Low Risk - Premium Generating Option Proposition on SPX

Basic Assumptions
Capital Base = $5K
Each position will NOT risk more than $500 of maximum losses
Target Rate of Return of Capital = 2% of Total Capital Investment
(means, making $100 for $5K total capital)

Given current SPX level of ~1045, we opine that index will not make a sudden and large downward movement, even though we are not sure if SPX will rally from current level. All that we are "predicting" is that SPX will not drop below 1005 by Oct09 expiration...Incidentally, given current VIX, we have some ~75% chance that SPX will remain above 1005 come Oct09 expiration...

Our Trade Position

1 x Short SPX Oct 1005/1000 Put vertical spread

Max Profit = Premium Received = $100 (excluding commission fees)
Max Loss = $400 (this is below our $500 losses we are prepared to accept)
Risk/Reward Ratio = $400/$100 = 4:1
Probability of Success = ~70% (it would have been better if this was closer or better than 75% given the risk/reward ratio). The inference here is that the market makers are under pricing the option premiums, and understandably because VIX has stayed comparatively low for some months now. Another inference is that there are insufficient Put buyers to drive SPX Puts higher in premium... This is an important judgement for traders who look into option chains for clues on directional bias of SPX index.

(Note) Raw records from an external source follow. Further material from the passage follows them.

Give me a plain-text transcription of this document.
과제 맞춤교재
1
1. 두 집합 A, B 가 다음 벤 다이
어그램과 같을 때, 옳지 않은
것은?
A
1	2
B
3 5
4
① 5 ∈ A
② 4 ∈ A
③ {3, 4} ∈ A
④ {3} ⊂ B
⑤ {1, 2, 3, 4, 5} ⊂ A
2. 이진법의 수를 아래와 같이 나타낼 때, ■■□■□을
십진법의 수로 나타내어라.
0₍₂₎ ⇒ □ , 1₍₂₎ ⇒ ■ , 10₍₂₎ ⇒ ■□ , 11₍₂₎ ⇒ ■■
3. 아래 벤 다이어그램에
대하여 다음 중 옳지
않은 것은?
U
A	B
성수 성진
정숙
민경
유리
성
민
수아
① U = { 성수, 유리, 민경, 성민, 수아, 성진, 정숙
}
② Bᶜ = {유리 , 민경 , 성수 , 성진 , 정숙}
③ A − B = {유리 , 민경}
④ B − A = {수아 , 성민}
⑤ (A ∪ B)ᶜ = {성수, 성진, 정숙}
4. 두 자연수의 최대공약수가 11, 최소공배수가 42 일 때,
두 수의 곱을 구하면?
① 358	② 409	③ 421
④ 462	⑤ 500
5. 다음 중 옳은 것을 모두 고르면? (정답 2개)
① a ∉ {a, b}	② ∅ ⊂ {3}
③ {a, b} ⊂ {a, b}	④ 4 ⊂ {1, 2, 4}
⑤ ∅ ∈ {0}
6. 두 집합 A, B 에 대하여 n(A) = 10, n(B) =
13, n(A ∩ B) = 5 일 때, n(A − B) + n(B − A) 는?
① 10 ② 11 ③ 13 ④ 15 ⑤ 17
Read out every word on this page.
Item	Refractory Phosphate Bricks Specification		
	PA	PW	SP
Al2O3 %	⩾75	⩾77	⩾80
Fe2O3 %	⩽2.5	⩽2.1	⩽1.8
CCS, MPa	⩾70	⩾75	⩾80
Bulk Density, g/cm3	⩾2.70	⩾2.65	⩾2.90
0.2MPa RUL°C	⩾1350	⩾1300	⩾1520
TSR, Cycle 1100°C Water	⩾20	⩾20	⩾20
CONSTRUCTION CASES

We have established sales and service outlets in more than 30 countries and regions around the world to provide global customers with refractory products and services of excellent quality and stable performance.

Possible Consequences of this Trade
Win $100 or 2% monthly or 24% annualized profits on Total Capital
or
Lose $400 or 8% of Total Capital, which is rather acceptable for most people
[u]
Will One Become a Millionaire using this Strategy?[/u]
Yes...over a long time....but it makes sense because this is a relatively low risk proposition...and so, it is realistic to expect only moderate compensation...

My Question
Does this look like a good trade? Does this look like a plausible strategy to achieve 24% annual income to you?